Starting with the constructed occupancy map, the second part of the mission was to inspect the surface of the objects of interest. For this purpose, a mesh model with a resolution threshold of \(q = 0.01\,\text {m}^2\) has been employed as depicted on the left side of Fig. 13. For robustness with respect to the detection method of the inspected surfaces, a slightly inflated box mesh model of the considered objects has been used. The resulting inspection path is depicted on the right side of Fig. 13, together with an offline reconstructed point cloud of the perceived structure.
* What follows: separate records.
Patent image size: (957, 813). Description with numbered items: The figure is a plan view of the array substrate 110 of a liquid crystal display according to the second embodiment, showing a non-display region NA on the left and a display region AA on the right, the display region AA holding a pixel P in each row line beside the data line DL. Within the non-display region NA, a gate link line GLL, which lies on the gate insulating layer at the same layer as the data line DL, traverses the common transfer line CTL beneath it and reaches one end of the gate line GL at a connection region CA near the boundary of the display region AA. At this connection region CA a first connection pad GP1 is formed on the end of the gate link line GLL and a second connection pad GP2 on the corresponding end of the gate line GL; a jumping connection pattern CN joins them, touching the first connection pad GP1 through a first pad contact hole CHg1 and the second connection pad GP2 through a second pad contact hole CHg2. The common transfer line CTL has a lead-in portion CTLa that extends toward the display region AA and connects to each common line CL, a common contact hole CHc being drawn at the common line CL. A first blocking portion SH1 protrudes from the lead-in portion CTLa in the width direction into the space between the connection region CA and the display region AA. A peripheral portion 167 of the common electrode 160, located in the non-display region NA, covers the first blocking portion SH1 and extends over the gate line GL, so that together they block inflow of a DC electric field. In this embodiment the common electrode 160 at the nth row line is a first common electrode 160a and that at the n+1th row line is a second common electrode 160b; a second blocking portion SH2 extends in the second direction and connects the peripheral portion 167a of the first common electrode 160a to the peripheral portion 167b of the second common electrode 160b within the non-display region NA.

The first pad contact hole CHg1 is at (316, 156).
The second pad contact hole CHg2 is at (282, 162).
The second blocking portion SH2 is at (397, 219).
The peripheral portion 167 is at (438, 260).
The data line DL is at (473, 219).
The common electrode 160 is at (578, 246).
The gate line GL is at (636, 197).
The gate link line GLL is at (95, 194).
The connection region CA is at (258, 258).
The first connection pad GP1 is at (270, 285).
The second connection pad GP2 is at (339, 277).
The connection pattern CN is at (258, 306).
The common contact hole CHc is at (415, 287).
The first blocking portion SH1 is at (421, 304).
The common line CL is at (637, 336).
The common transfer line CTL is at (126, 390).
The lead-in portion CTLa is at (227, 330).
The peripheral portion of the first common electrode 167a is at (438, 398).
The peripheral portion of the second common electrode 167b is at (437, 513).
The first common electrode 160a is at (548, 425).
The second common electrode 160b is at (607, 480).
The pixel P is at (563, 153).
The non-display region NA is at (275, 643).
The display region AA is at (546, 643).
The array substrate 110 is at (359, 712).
The total inspection lasted for \(t_{tot}=322.0\,\text {s}\), whereof \(t_{comp}=30.9\,\text {s}\) have been used for the computation, on average \(t_{comp}^{mean}=0.469\text {s}\) with a standard deviation of \(t_{comp}^{\sigma }=0.091\,\text {s}\). The point cloud in Fig. 13 has been computed using the Pix4d \(3\text {D}\) reconstruction software,Footnote 4 using the monocular image streams. Its density indicates the quality of the inspection results.
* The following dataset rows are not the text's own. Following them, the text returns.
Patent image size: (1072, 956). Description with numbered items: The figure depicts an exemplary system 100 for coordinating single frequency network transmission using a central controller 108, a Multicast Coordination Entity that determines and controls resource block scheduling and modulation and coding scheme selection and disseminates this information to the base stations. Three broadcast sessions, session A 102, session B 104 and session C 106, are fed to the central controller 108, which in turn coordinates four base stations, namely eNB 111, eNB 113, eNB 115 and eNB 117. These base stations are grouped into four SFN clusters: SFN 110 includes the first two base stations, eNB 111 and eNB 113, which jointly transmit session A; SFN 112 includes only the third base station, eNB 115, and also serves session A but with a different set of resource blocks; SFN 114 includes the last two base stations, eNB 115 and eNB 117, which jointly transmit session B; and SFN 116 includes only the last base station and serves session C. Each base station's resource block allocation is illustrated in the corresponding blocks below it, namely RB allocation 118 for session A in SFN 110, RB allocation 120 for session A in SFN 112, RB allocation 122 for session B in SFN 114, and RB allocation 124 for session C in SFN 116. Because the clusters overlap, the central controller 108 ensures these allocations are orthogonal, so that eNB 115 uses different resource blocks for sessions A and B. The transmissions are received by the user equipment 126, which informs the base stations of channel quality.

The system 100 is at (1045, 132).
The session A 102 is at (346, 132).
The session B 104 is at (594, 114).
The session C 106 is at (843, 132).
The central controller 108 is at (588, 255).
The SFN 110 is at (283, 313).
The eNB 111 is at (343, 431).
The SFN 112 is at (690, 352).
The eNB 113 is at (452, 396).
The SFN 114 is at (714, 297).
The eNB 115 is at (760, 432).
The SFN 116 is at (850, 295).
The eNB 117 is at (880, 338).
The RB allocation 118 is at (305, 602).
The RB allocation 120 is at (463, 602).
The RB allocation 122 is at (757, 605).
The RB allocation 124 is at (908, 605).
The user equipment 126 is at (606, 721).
This second experiment does not only show the planner’s capability to inspect surfaces, but also proposes the use of a combination of the two presented planners in order to first explore a given volume to subsequently inspect structures that have been identified during the first part. Such a procedure is relevant, e.g. in industrial inspection, where frequent missions take place in a changing environment. Prior exploration to acquire a high fidelity model of the structures and obstacles enable the subsequent inspection of the updated zones of interest, while at the same time ensuring collision free operation. A video of the recorded result is available at https://youtube.com/D6uVejyMea4.
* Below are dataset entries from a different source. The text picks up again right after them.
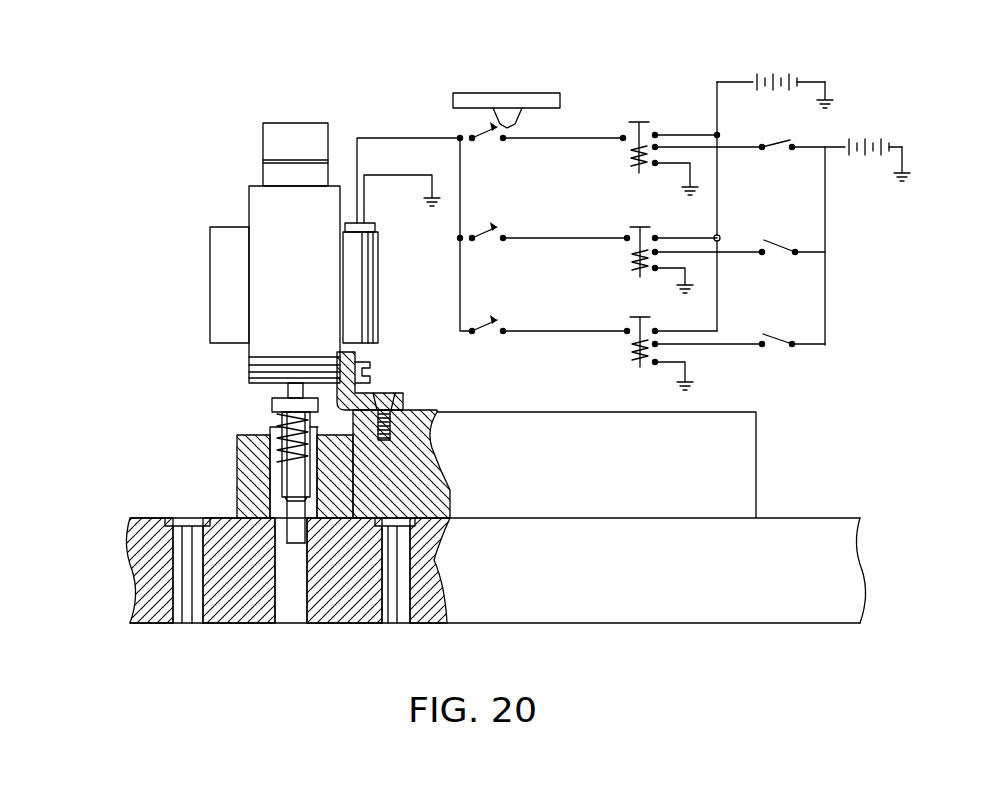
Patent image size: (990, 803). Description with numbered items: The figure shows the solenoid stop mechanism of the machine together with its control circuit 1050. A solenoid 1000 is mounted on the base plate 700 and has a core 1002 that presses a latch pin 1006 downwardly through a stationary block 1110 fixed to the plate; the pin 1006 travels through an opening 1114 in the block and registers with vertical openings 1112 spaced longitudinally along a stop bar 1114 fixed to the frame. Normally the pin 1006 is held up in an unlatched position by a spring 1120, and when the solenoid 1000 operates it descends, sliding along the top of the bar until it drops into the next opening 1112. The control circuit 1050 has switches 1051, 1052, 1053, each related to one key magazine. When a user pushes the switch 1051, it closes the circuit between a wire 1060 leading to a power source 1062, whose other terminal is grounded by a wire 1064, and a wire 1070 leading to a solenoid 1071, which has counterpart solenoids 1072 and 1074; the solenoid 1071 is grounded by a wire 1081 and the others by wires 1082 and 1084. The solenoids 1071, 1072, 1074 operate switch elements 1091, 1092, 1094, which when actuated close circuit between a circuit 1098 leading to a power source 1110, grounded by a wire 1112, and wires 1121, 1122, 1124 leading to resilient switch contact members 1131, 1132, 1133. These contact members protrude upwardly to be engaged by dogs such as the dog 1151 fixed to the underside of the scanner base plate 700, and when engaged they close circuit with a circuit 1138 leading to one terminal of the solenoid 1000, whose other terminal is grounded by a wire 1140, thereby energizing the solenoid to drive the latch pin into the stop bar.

The solenoid 1000 is at (248, 268).
The core 1002 is at (289, 392).
The spring 1120 is at (278, 427).
The latch pin 1006 is at (312, 474).
The stationary block 1110 is at (787, 73).
The stop bar 1114 is at (352, 512).
The vertical openings 1112 is at (828, 92).
The base plate 700 is at (527, 414).
The circuit 1138 is at (460, 226).
The wire 1140 is at (390, 174).
The dog 1151 is at (515, 120).
The resilient switch contact member 1131 is at (494, 143).
The resilient switch contact member 1132 is at (492, 243).
The resilient switch contact member 1133 is at (485, 336).
The wire 1121 is at (549, 130).
The wire 1122 is at (519, 234).
The wire 1124 is at (512, 330).
The switch element 1091 is at (657, 106).
The switch element 1092 is at (631, 229).
The switch element 1094 is at (631, 318).
The solenoid 1071 is at (633, 164).
The solenoid 1072 is at (657, 241).
The solenoid 1074 is at (656, 333).
The wire 1081 is at (695, 185).
The wire 1082 is at (690, 277).
The wire 1084 is at (690, 370).
The circuit 1098 is at (718, 112).
The wire 1070 is at (702, 148).
The wire 1060 is at (812, 152).
The switch 1051 is at (779, 143).
The switch 1052 is at (778, 245).
The switch 1053 is at (773, 339).
The power source 1062 is at (852, 140).
The wire 1064 is at (906, 162).
The control circuit 1050 is at (827, 331).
6 Code and dataset release

As a part of the contribution of this paper, an implementation of the proposed algorithms is available online (Bircher and Alexis 2016). The package comprises the planner, as well as an interface for the integration with the Gazebo-based simulator RotorS (see footnote 1) along with demo scenarios. While various types of robots can be integrated with the existing framework, an implementation to plan for multicopters using RRT is provided. Additionally, a dataset with postprocessed data recorded during the presented experiment is released (Bircher et al. 2016) to enable detailed inspection of the achieved quality of the results.

7 Summary and conclusion

A new path planning scheme has been introduced that enables the online planning of good paths to explore a given bounded volume in a receding horizon manner. It has been shown that with minor adaptation of the objective function, the proposed planning method finds good paths for the inspection of an a priori known surface in either known or unknown environment. These different scenarios have been evaluated in challenging simulations and further validated in real world experiments using rotorcraft MAVs. Analysis on the computational complexity has been provided and the good scaling properties with respect to the scenario size have further been highlighted in the presented simulation scenarios of different scale. The implementation of the proposed path planner is released at Bircher and Alexis (2016) for use and further development by the community along with sample results, which will continuously be updated. A sample dataset of postprocessed experimental data is available at Bircher et al. (2016). Further work could be dedicated to plan for various robotic platforms like fixed wing UAVs or robot arms, or large scale experimental scenarios. Towards the direction of higher dimensional states, a 6 degree of freedom rotorcraft MAV model in combination with a random tree sampled in control space could enable the planning of exploration paths for dynamic flight.